Studio album by Ariel Pink's Haunted Graffiti
- Released: 2002 (original) March 2006 (re-issue)
- Recorded: 2001–2002
- Genre: Psychedelic pop; lo-fi;
- Label: Ballbearings Pinatas; CD Baby;
- Producer: Ariel Pink

Ariel Pink's Haunted Graffiti chronology
| House Arrest (2002) | Lover Boy (2002) | Worn Copy (2003) |

= Lover Boy (album) =

Lover Boy is the sixth studio album by the American recording artist Ariel Pink, under the artist's "Haunted Graffiti" musical project. It is the sixth release in the eponymous series of works.
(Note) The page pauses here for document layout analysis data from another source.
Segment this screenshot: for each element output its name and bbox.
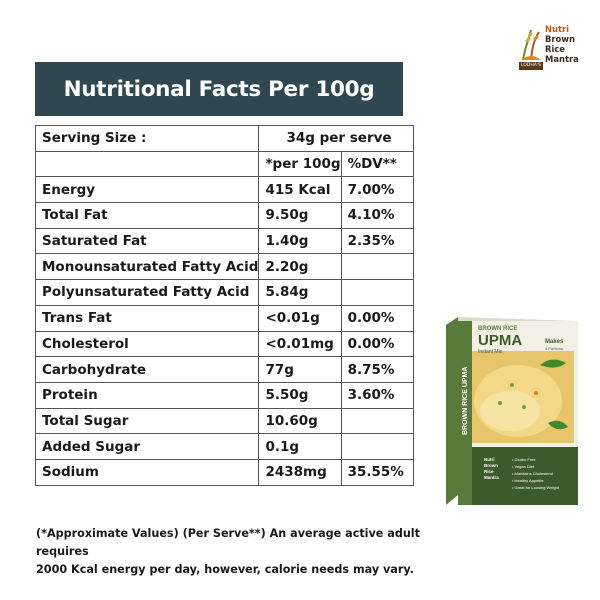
package-side-text: BROWN RICE UPMA [462, 367, 469, 435]
nutrient-name: Trans Fat [34, 304, 260, 332]
package-features: • Gluten Free • Vegan Diet • Maintains C… [512, 457, 560, 490]
nutrient-per100g: 10.60g [258, 407, 342, 435]
nutrient-row: Total Sugar 10.60g [34, 407, 414, 435]
package-top-label: BROWN RICE [478, 326, 517, 332]
nutrient-name: Monounsaturated Fatty Acid [34, 253, 260, 281]
nutrient-dv: 35.55% [340, 458, 414, 486]
serving-size-label: Serving Size : [34, 125, 260, 152]
nutrient-row: Polyunsaturated Fatty Acid 5.84g [34, 279, 414, 306]
nutrient-dv: 0.00% [340, 330, 414, 358]
brand-badge: LODHA'S [519, 62, 543, 70]
package-feature: • Vegan Diet [512, 464, 535, 469]
nutrient-per100g: <0.01g [258, 304, 342, 332]
footnote-line-2: 2000 Kcal energy per day, however, calor… [36, 563, 414, 576]
nutrient-row: Carbohydrate 77g 8.75% [34, 356, 414, 383]
nutrient-per100g: 9.50g [258, 202, 342, 229]
package-brand-3: Rice [484, 469, 494, 474]
nutrient-name: Added Sugar [34, 433, 260, 460]
package-brand-1: Nutri [484, 457, 495, 462]
package-feature: • Great for Loosing Weight [512, 485, 560, 490]
nutrient-row: Saturated Fat 1.40g 2.35% [34, 227, 414, 255]
package-feature: • Healthy Appetite [512, 478, 544, 483]
nutrient-dv: 4.10% [340, 202, 414, 229]
column-header-per100g: *per 100g [258, 150, 342, 178]
nutrient-dv: 2.35% [340, 227, 414, 255]
nutrient-dv: 3.60% [340, 381, 414, 409]
nutrient-dv [340, 433, 414, 460]
nutrient-name: Sodium [34, 458, 260, 486]
nutrient-per100g: 415 Kcal [258, 176, 342, 204]
column-header-dv: %DV** [340, 150, 414, 178]
nutrient-name: Carbohydrate [34, 356, 260, 383]
package-feature: • Gluten Free [512, 457, 536, 462]
nutrient-name: Protein [34, 381, 260, 409]
brand-line-4: Mantra [545, 54, 579, 64]
nutrient-row: Sodium 2438mg 35.55% [34, 458, 414, 486]
brand-line-3: Rice [545, 44, 565, 54]
nutrition-table: Serving Size : 34g per serve *per 100g %… [34, 125, 414, 486]
nutrient-dv: 7.00% [340, 176, 414, 204]
nutrient-row: Cholesterol <0.01mg 0.00% [34, 330, 414, 358]
nutrient-name: Cholesterol [34, 330, 260, 358]
column-header-blank [34, 150, 260, 178]
serving-size-row: Serving Size : 34g per serve [34, 125, 414, 152]
package-makes-sub: 4 Portions [545, 346, 563, 351]
nutrient-name: Polyunsaturated Fatty Acid [34, 279, 260, 306]
nutrient-row: Trans Fat <0.01g 0.00% [34, 304, 414, 332]
package-feature: • Maintains Cholesterol [512, 471, 553, 476]
brand-line-2: Brown [545, 34, 575, 44]
nutrient-name: Total Sugar [34, 407, 260, 435]
page-title: Nutritional Facts Per 100g [63, 76, 375, 102]
package-subtitle: Instant Mix [478, 349, 503, 355]
brand-logo: Nutri Brown Rice Mantra LODHA'S [519, 24, 589, 72]
nutrient-per100g: <0.01mg [258, 330, 342, 358]
nutrient-per100g: 2.20g [258, 253, 342, 281]
serving-size-value: 34g per serve [258, 125, 414, 152]
package-brand-4: Mantra [484, 475, 499, 480]
title-banner: Nutritional Facts Per 100g [35, 62, 403, 116]
nutrient-dv [340, 279, 414, 306]
nutrient-per100g: 5.84g [258, 279, 342, 306]
nutrient-per100g: 2438mg [258, 458, 342, 486]
nutrient-row: Total Fat 9.50g 4.10% [34, 202, 414, 229]
package-product-name: UPMA [478, 332, 522, 349]
nutrient-name: Saturated Fat [34, 227, 260, 255]
nutrient-per100g: 5.50g [258, 381, 342, 409]
column-header-row: *per 100g %DV** [34, 150, 414, 178]
nutrient-row: Monounsaturated Fatty Acid 2.20g [34, 253, 414, 281]
brand-line-1: Nutri [545, 24, 569, 34]
nutrient-per100g: 1.40g [258, 227, 342, 255]
nutrient-row: Protein 5.50g 3.60% [34, 381, 414, 409]
nutrient-dv [340, 253, 414, 281]
nutrient-name: Total Fat [34, 202, 260, 229]
package-makes: Makes [545, 339, 564, 345]
nutrient-per100g: 77g [258, 356, 342, 383]
footnote: (*Approximate Values) (Per Serve**) An a… [36, 525, 436, 579]
nutrient-row: Added Sugar 0.1g [34, 433, 414, 460]
nutrient-row: Energy 415 Kcal 7.00% [34, 176, 414, 204]
rice-plant-icon [519, 26, 543, 64]
product-package-image: BROWN RICE UPMA BROWN RICE UPMA Instant … [446, 317, 578, 505]
footnote-line-1: (*Approximate Values) (Per Serve**) An a… [36, 527, 420, 558]
brand-wordmark: Nutri Brown Rice Mantra [545, 24, 579, 64]
nutrient-dv: 8.75% [340, 356, 414, 383]
nutrient-name: Energy [34, 176, 260, 204]
package-brand-2: Brown [484, 463, 498, 468]
nutrient-per100g: 0.1g [258, 433, 342, 460]
nutrient-dv: 0.00% [340, 304, 414, 332]
nutrient-dv [340, 407, 414, 435]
The album was originally released in 2002 through Ballbearings Pinatas and CD Baby as part of a double-CD set with his previous release, House Arrest. In March 2006, the album was reissued as a single album on CD-R. The reissue includes a slightly different set of tracks from the original album, cutting the songs "Credit" and "One on One" from the line-up and adding the live song "You Are My Angel".

==Track listing==

1. "Don't Talk To Strangers"
2. "Didn't It Click?"
3. "She's My Girl"
4. "Poultry Head"
5. "Older Than Her Years"
6. "So Glad"
7. "Want Me"
8. "Loverboy" with John Maus
9. "Jonathan's Halo"
10. "Hobbies Galore" by R. Stevie Moore
11. "I Don't Need Enemies (Holy Shit Single 45)" with Matt Fishbeck
12. "Let's Get Married Tonite"
13. "Ghosts" with John Maus
14. "Phoebus Palast" with coL
15. "Blue Straws" with Brandt Larson
16. "The Birds They Sing In You" with coL
17. "New Trumpets Of Time" with coL
18. "Doggone (shegone)"
19. "You Are My Angel (Live)"

== Personnel ==
coL played drums on "Poultry Head", drum programming, guitars, vocals on "New Trumpets Of Time".

On "New Trumpets of Time", Pink only played bass and synthesizers on the track. The song was originally created with coL for his album, but because coL took a long time to compile this album; Pink really thought the track should be heard, and he placed it on his record.